The safety net of neg films range is also a means of delivering
more data to be creative with. Snapping with a digital camera
and taking the image provided might give more 'perfect' pictures,
but removes an element of the creativity.

As someone churning his way through a huge negative collection
garnered over 20 years I realize that those images that werent
the perfect ones are capable of providing something through
this analogue medium. I would surely, as most people now do,
have deleted the imperfections, blinded by the beauty of
the still flawed DigCam medium ... oh no - a vinyl user.

How many pictures arent perfect at the time, but are
gems 10 years later? A definte cultural change for
sure.

> So - is there a digital camera that allows you to record a
> wide-brightness-range raw file?  If not, why not?

The second problem. The storage (cam) requirements of, lets imagine,
a 20M pixel CCD with 16 bits in each channel, RAW, ready for
some curve manipulation - well, I know for sure that this will
come with the technology advances - but (as Tony and others have
pointed out) it will take time, money, and we will lose attributes
that make film unique, that square pixels cant match.

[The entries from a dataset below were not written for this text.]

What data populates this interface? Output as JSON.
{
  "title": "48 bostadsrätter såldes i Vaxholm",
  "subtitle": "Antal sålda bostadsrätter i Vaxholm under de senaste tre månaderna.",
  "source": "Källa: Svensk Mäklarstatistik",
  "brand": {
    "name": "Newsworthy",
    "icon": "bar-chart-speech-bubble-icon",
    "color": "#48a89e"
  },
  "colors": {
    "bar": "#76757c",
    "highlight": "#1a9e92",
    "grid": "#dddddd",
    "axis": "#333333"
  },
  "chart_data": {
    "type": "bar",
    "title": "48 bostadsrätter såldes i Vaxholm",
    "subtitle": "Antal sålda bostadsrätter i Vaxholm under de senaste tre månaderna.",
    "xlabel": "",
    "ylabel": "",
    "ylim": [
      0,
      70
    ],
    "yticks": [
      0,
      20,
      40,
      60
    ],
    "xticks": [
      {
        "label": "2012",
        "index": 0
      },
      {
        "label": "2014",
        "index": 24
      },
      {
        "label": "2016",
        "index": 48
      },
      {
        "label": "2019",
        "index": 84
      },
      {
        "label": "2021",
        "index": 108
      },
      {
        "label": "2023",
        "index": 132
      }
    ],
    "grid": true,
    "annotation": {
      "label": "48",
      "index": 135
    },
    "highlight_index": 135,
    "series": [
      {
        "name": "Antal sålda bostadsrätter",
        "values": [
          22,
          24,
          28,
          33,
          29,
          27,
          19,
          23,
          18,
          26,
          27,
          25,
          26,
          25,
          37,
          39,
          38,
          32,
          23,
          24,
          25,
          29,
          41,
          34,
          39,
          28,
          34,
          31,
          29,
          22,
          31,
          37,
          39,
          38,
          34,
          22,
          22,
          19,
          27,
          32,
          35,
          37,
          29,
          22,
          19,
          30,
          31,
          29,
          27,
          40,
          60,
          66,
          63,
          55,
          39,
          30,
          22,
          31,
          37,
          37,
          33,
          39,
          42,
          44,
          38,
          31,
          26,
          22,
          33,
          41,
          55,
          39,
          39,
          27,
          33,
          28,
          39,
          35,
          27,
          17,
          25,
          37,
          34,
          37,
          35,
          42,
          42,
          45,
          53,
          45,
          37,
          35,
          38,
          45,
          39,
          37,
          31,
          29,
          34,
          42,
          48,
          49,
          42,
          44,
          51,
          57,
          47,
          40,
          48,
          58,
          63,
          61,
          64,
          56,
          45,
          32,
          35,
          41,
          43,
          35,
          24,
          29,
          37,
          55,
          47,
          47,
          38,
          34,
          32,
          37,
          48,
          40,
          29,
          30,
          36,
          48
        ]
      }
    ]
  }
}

As for us filmscanner users, what do we really need? Something
with more pixels? More range, less noise? Cams are catching up
fast.

I wish I could attach a picture I found in a brutally underexposed
negative I scanned the other day - a stunning & beautiful
ex girlfriend giving me a look to die for - that I couldnt ask
her to do a second time around. The proverbial 'kodak' moment,
one DigCams havent quite got to yet.